After two years of concentrated work, community meetings and neighborhood input, this week I announced a final policy framework to repair every broken sidewalk in Los Angeles.After two years of concentrated work, community meetings and neighborhood input, this week I announced a final policy framework to repair every broken sidewalk in Los Angeles.
The 11-point plan, first laid out in a public letter signed by Councilmembers Busciano, Martinez, Bonin and me, received unanimous support at Monday's joint hearing of the Budget and Finance and Public Works committees. It is comprehensive, fair and will result in the repair of every sidewalk in our 11,000-mile system that needs it.
The plan is the culmination of extensive discussions over the past two years. We spent countless hours reading reports, considering staff recommendations and getting invaluable input from hundreds of Angelenos about what LA's sidewalk repair policy should look like. All of this helped us get to the point where we could make decisions, which we did on Monday. Our sidewalk plan will be heard by the full City Council within the next few weeks and, once approved, will become the framework for LA's comprehensive repair program.
What the Sidewalk Repair Plan Means for LA
Our comprehensive sidewalk repair plan is a multi-pronged approach that will begin this summer and unfold over the next three decades. Here's a summary of what we hope to achieve:
-Implement a Comprehensive Repair Program: The city will perform one-time repairs for all sidewalks in the city that need it.
-Offer a Warranty for Future Damage: The city will offer a 20-year warranty on its sidewalk repairs for residential properties and a five-year warranty for commercial properties.
-Inspect and Certify Sidewalks: The city will inspect sidewalks and certify those that are in good, ADA compliant condition.
-Prioritize and Coordinate Repairs: The city's Bureau of Engineering will develop a fair and objective system to prioritize when and where sidewalks should be repaired.
-Coordinate Demand-based Repair Work with Council Offices: The city will be responsive to complaints and repair sidewalks where there is an impediment to mobility.
-Create a Division of Labor: The city will use its workforce, along with private-sector workers, to fix LA's sidewalks.
-Find Creative Ways to Enhance the Program: The city will find ways to use the sidewalk program for workforce development and job training programs and explore financing options to complete the program as quickly as possible.
-Preserve Street Trees and Maintain Accessibility: The city will make every effort to protect neighborhood trees. Wherever removal is required to make a sidewalk accessible, there will be a tree replacement program using trees that won't cause future damage.

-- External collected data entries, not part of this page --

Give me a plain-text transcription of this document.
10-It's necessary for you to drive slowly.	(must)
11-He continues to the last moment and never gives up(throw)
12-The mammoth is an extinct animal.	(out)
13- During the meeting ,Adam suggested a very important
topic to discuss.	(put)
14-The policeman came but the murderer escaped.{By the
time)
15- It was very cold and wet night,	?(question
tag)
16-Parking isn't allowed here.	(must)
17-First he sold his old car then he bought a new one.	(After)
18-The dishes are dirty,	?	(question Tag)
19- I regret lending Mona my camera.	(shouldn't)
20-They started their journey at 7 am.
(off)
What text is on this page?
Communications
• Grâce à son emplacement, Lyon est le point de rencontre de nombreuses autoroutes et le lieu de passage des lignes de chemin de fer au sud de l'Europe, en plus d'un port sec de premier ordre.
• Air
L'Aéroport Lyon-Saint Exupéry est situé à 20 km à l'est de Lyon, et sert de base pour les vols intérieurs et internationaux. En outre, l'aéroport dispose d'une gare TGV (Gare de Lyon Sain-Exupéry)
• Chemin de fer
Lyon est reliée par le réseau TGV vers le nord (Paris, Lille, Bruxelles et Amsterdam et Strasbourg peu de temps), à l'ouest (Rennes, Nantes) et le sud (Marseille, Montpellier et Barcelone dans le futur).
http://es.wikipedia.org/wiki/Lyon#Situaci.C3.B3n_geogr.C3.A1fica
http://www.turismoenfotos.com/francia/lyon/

-Use Non-Standard Sidewalk Designs and Materials: The city will explore using alternative designs and materials that promote environmental objectives, like maximizing groundwater infiltration, providing flexibility for tree growth and making parkways more sustainable and resilient.
-Encourage Proactive Repairs: The city will create a partnership between property owners and the city. Offer a substantial rebate to property owners who repair their sidewalks within the first three years of the program.
-Repeal the Tree Root Exception: The City Council will repeal the tree root exception so that it can enforce state law governing sidewalks.
On the Right Path
For the past 40 years, Los Angeles residents have been stuck with dysfunctional sidewalk policy. This program will change all of that. It will fix the cracks and the bumps, ensure accessibility and allow all Angelenos to get around neighborhood sidewalks without fear and frustration.